Michael Good

Personal information
- Date of birth: 1 July 1875
- Place of birth: Airdrie, Scotland
- Place of death: Scotland
- Position(s): Half back / Inside forward

Senior career*
- Years: Team / Apps / (Gls)
- Airdrie Hill
- Airdrieonians
- 1896–1898: Small Heath / 15 / (1)
- 1898–1901: Watford
- 1901–1902: Preston North End / 24 / (2)
- 1902–1903: Bristol City / 32 / (5)
- 1903–1904: Reading
- –: Brighton & Hove Albion
- –: Southern United

= Michael Good (footballer) =

Scottish footballer

Michael H. S. Good (1 July 1875 – after 1904), sometimes known as Micky Good, was a Scottish professional footballer who made 71 appearances in the Football League playing for Small Heath, Preston North End and Bristol City.

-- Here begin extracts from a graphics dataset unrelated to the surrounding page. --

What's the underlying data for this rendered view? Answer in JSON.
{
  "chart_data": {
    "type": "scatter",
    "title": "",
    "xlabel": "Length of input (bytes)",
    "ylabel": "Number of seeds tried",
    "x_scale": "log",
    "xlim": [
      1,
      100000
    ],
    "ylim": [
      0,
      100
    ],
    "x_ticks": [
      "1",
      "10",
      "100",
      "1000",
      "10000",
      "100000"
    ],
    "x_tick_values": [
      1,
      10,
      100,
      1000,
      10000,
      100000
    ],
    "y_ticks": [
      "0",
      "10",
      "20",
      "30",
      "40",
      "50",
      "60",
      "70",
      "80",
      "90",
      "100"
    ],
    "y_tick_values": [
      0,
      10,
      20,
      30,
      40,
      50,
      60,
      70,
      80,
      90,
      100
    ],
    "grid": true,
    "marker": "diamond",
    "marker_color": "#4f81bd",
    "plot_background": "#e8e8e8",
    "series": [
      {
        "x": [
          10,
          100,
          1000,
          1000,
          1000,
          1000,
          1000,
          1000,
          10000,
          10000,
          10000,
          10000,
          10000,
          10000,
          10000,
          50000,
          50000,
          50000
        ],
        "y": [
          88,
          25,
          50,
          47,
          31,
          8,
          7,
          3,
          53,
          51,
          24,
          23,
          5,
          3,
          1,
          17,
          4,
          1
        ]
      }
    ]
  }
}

Good was born in Airdrie, which was then in Lanarkshire. He played for Airdrie Hill and for Airdrieonians before joining Small Heath in 1896. A short, stockily-built forward, able to cover the half-back positions as well, he made his debut in the Second Division on 19 December 1896, playing at right half in a 2–0 defeat away at Loughborough. He had a run of games at inside right at the end of the 1897–98 season and the beginning of the next, but failed to score enough goals. He moved to Southern League club Watford in 1898, in 1901 returned to the Football League with Preston North End, and spent 1902 with Bristol City, where he made 35 appearances in all competitions. He then returned to the Southern League with successively Reading, Brighton & Hove Albion and Southern United.